Last night, Dispatches finally aired their special programme on the sleazy, behind the scenes world of how our political parties are funded. The whole thing had been heavily trailed in the Telegraph over the last few weeks. Actually, nothing about it shocked me at all and in fact, what it really demonstrated more than anything else is public naivety about how funding of political parties actually works.
Here are some of the basics on the rules regarding party donations. Any donation lower than £7,500 you do not need to declare, if it is the only donation made to a party within one financial year (so you can’t just make fifteen £7k donations, for instance and not declare any of them). Informing someone that these are the rules, in other words simply explaining the system, is not against the law. If you really want to cover your ass, you simply tell the Electoral Commission about the donation anyway – you’ve over disclosed and the information is still not put into the public domain, which is all the donor cares about. Telling people that members of their family can donate money too if they want is not illegal either.
Last year, the Lib Dems actually pushed forward legislation to lower these donation limits in terms of disclosure.

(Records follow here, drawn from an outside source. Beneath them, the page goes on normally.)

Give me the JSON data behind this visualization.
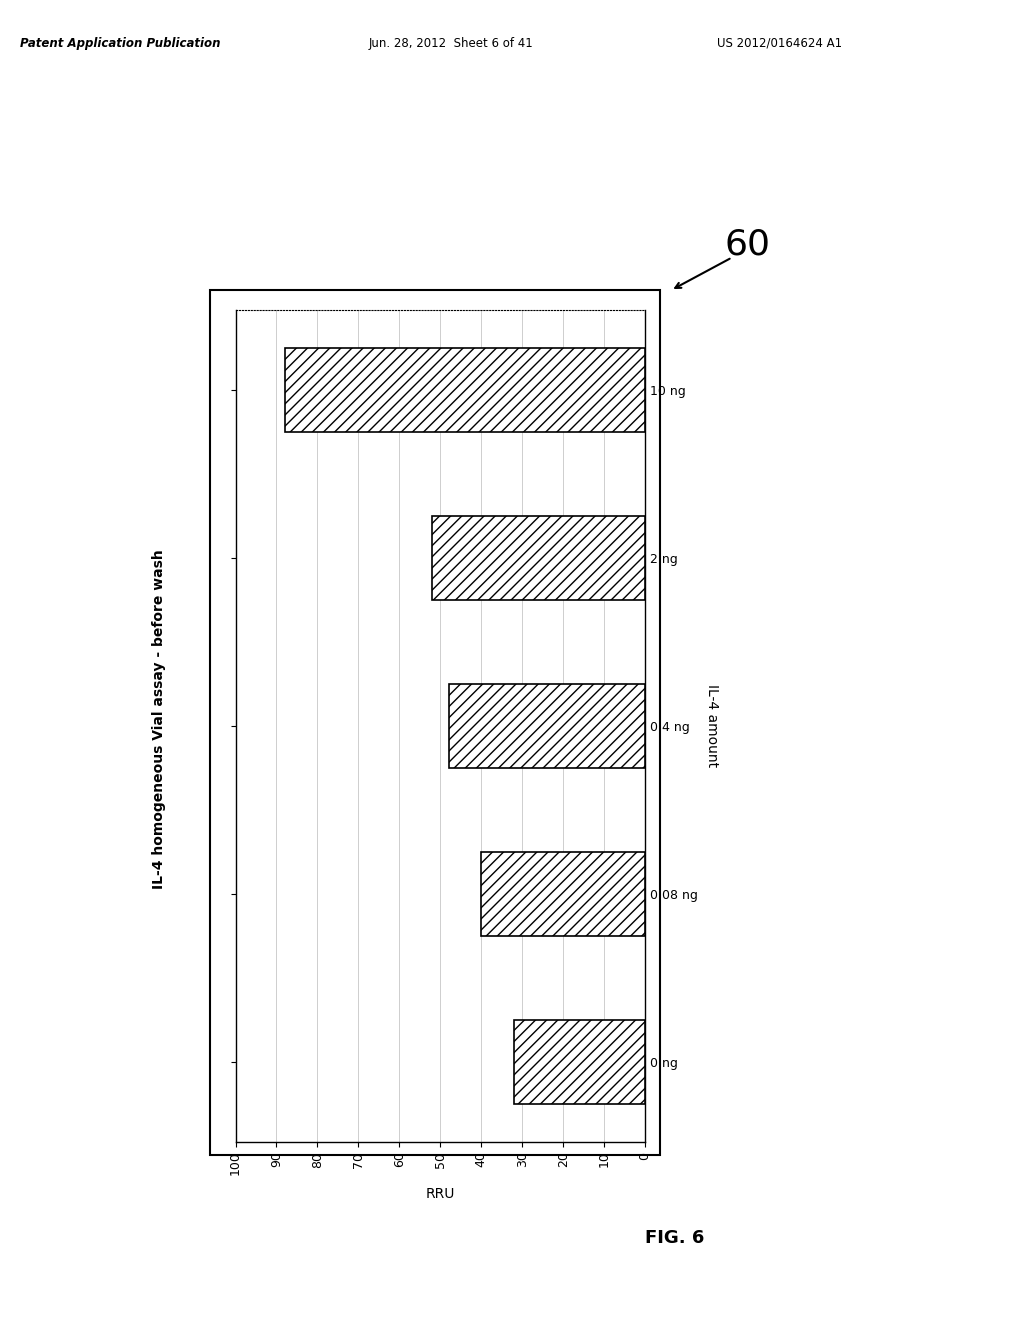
{
  "categories": [
    "0 ng",
    "0.08 ng",
    "0.4 ng",
    "2 ng",
    "10 ng"
  ],
  "values": [
    32,
    40,
    48,
    52,
    88
  ],
  "xlabel": "RRU",
  "ylabel": "IL-4 amount",
  "title": "IL-4 homogeneous Vial assay - before wash",
  "xlim": [
    0,
    100
  ],
  "xticks": [
    0,
    10,
    20,
    30,
    40,
    50,
    60,
    70,
    80,
    90,
    100
  ],
  "hatch": "///",
  "bar_color": "white",
  "bar_edgecolor": "black",
  "figure_label": "60",
  "background_color": "white",
  "chart_bg": "white",
  "grid_color": "#bbbbbb",
  "header_left": "Patent Application Publication",
  "header_center": "Jun. 28, 2012  Sheet 6 of 41",
  "header_right": "US 2012/0164624 A1",
  "fig_label": "FIG. 6",
  "chart_border_color": "black",
  "outer_border_color": "black"
}
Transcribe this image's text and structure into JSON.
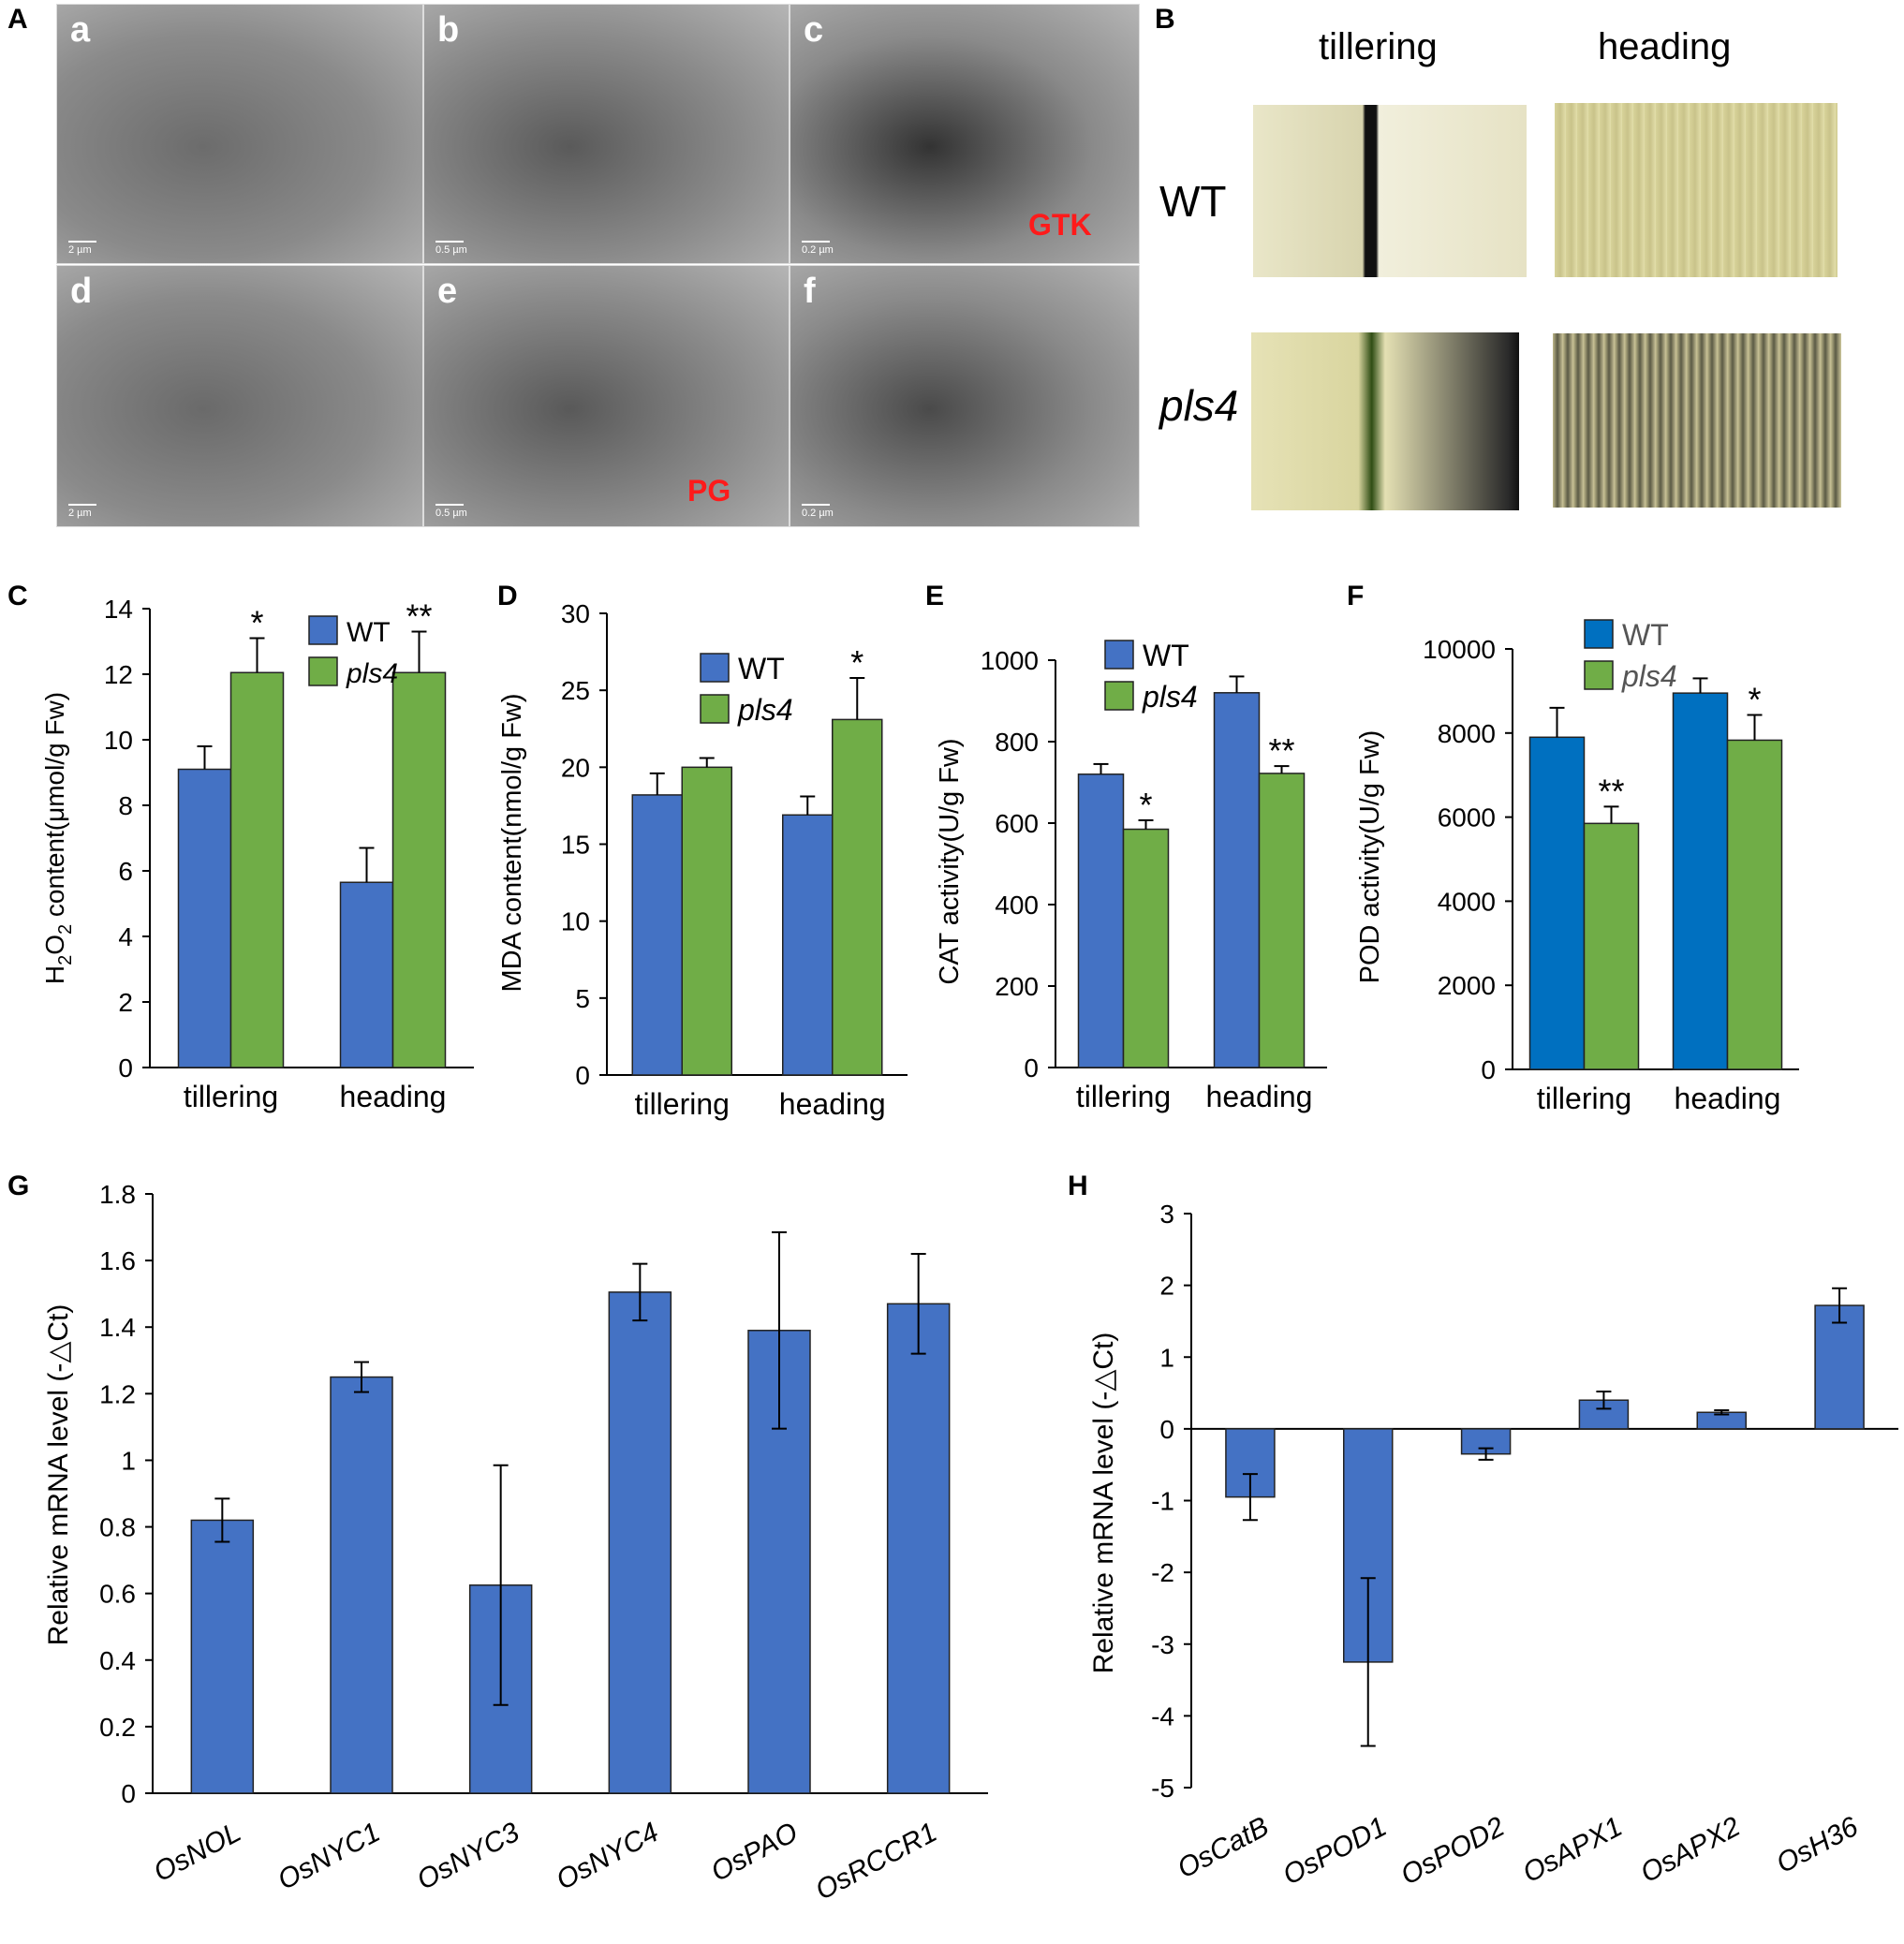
{
  "panel_labels": [
    "A",
    "B",
    "C",
    "D",
    "E",
    "F",
    "G",
    "H"
  ],
  "tem": {
    "letters": [
      "a",
      "b",
      "c",
      "d",
      "e",
      "f"
    ],
    "scale_bars": [
      "2 µm",
      "0.5 µm",
      "0.2 µm",
      "2 µm",
      "0.5 µm",
      "0.2 µm"
    ],
    "annotations": {
      "gtk": "GTK",
      "pg": "PG"
    }
  },
  "stain": {
    "col_labels": [
      "tillering",
      "heading"
    ],
    "row_labels": [
      "WT",
      "pls4"
    ]
  },
  "colors": {
    "wt": "#4472c4",
    "wt_f": "#0070c0",
    "pls4": "#70ad47",
    "axis": "#000000"
  },
  "chart_data": [
    {
      "id": "C",
      "type": "bar",
      "categories": [
        "tillering",
        "heading"
      ],
      "ylabel": "H₂O₂ content(μmol/g Fw)",
      "ylim": [
        0,
        14
      ],
      "yticks": [
        0,
        2,
        4,
        6,
        8,
        10,
        12,
        14
      ],
      "series": [
        {
          "name": "WT",
          "values": [
            9.1,
            5.65
          ],
          "errors": [
            0.7,
            1.05
          ]
        },
        {
          "name": "pls4",
          "values": [
            12.05,
            12.05
          ],
          "errors": [
            1.05,
            1.25
          ]
        }
      ],
      "annotations": [
        "*",
        "**"
      ],
      "legend": "top-right"
    },
    {
      "id": "D",
      "type": "bar",
      "categories": [
        "tillering",
        "heading"
      ],
      "ylabel": "MDA content(nmol/g Fw)",
      "ylim": [
        0,
        30
      ],
      "yticks": [
        0,
        5,
        10,
        15,
        20,
        25,
        30
      ],
      "series": [
        {
          "name": "WT",
          "values": [
            18.2,
            16.9
          ],
          "errors": [
            1.4,
            1.2
          ]
        },
        {
          "name": "pls4",
          "values": [
            20.0,
            23.1
          ],
          "errors": [
            0.6,
            2.7
          ]
        }
      ],
      "annotations": [
        "",
        "*"
      ],
      "legend": "top-right"
    },
    {
      "id": "E",
      "type": "bar",
      "categories": [
        "tillering",
        "heading"
      ],
      "ylabel": "CAT activity(U/g Fw)",
      "ylim": [
        0,
        1000
      ],
      "yticks": [
        0,
        200,
        400,
        600,
        800,
        1000
      ],
      "series": [
        {
          "name": "WT",
          "values": [
            720,
            920
          ],
          "errors": [
            25,
            40
          ]
        },
        {
          "name": "pls4",
          "values": [
            585,
            722
          ],
          "errors": [
            22,
            18
          ]
        }
      ],
      "annotations": [
        "*",
        "**"
      ],
      "legend": "top-left"
    },
    {
      "id": "F",
      "type": "bar",
      "categories": [
        "tillering",
        "heading"
      ],
      "ylabel": "POD activity(U/g Fw)",
      "ylim": [
        0,
        10000
      ],
      "yticks": [
        0,
        2000,
        4000,
        6000,
        8000,
        10000
      ],
      "series": [
        {
          "name": "WT",
          "values": [
            7900,
            8950
          ],
          "errors": [
            700,
            350
          ]
        },
        {
          "name": "pls4",
          "values": [
            5850,
            7830
          ],
          "errors": [
            400,
            600
          ]
        }
      ],
      "annotations": [
        "**",
        "*"
      ],
      "legend": "top-left"
    },
    {
      "id": "G",
      "type": "bar",
      "categories": [
        "OsNOL",
        "OsNYC1",
        "OsNYC3",
        "OsNYC4",
        "OsPAO",
        "OsRCCR1"
      ],
      "ylabel": "Relative mRNA level (-△Ct)",
      "ylim": [
        0,
        1.8
      ],
      "yticks": [
        "0",
        "0.2",
        "0.4",
        "0.6",
        "0.8",
        "1",
        "1.2",
        "1.4",
        "1.6",
        "1.8"
      ],
      "values": [
        0.82,
        1.25,
        0.625,
        1.505,
        1.39,
        1.47
      ],
      "errors": [
        0.065,
        0.045,
        0.36,
        0.085,
        0.295,
        0.15
      ]
    },
    {
      "id": "H",
      "type": "bar",
      "categories": [
        "OsCatB",
        "OsPOD1",
        "OsPOD2",
        "OsAPX1",
        "OsAPX2",
        "OsH36"
      ],
      "ylabel": "Relative mRNA level (-△Ct)",
      "ylim": [
        -5,
        3
      ],
      "yticks": [
        "-5",
        "-4",
        "-3",
        "-2",
        "-1",
        "0",
        "1",
        "2",
        "3"
      ],
      "values": [
        -0.95,
        -3.25,
        -0.35,
        0.4,
        0.23,
        1.72
      ],
      "errors": [
        0.32,
        1.17,
        0.08,
        0.12,
        0.03,
        0.24
      ]
    }
  ]
}
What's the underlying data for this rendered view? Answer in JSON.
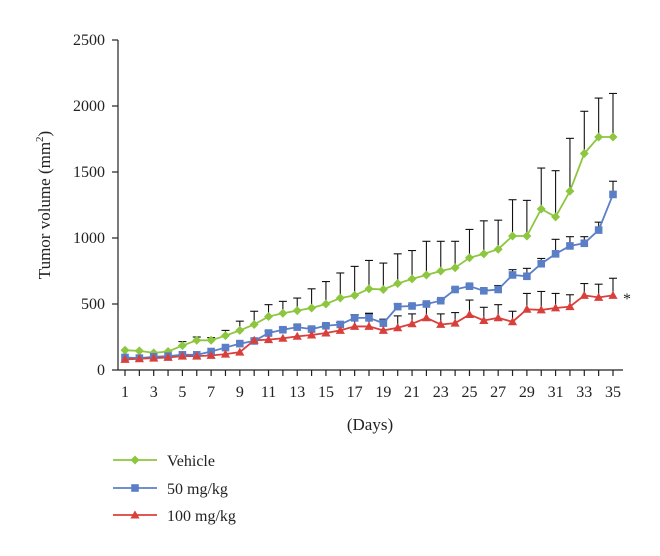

The reforms were roundly lambasted by large sections of the third sector and by the whole of the Labour Party who described it as “the gagging bill”. What the public actually wants from the system, I’m not exactly sure of.
Political parties have to get money from somewhere to exist. There are rules around this, actually fairly strict ones by international standards (look to the US if you want to be really horrified). But we will never get “cash for access and/or influence” out of the system completely unless we’re willing to pay for it. In other words, political parties get state funding and are then not allowed to take outside donations. Simple, solves the problem. But I don’t want to fund that swine, you say. Can’t they just stick to the rules? To repeat what I said earlier, they are sticking to the rules – if you were horrified by Dispatches last night and the Telegraph stories these past few weeks, it is the rules themselves that horrify you. Well, I’m not paying for politicians and that’s final. Great – the politicians certainly don’t care. They have a system that works perfectly fine for them, thanks.
The Tories will never want to change the system because they benefit disproportionately from it (more people donate to the Conservative Party than any of the others for reasons I’ll leave you to puzzle out for yourselves); Labour would find it almost impossible to do so because the unions hate the idea (that’s their power gone in a flash). So it’s all an academic discussion, really.
But mock outrage winds me up anyway. Either demand the system changes or live with the sleaze. It’s your call, but pick one or the other, please.
James Graham says
This is a bit of a misrepresentation. Overall, I agree that the programme didn’t say anything that we didn’t know before, but Lord Strasburger encouraging Paul Wilmott to donate via his wife, and being fine about him donating via his “stepfather” was very much not simply following the rules. In the context of the fact that Ibrahim Taguri was caught making similar suggestions a few weeks ago, suggests the Lib Dems have a bit of a problem with just “sticking to the rules”.
It is also misleading to imply that the low reporting threshold in the lobbying act would also have applied to political parties. They wouldn’t have, any more than the rule including staff time applies to political parties.
Maybe we could have had a more sensible discussion if the Lib Dems didn’t think that one rule should apply to them, and another to their opponents?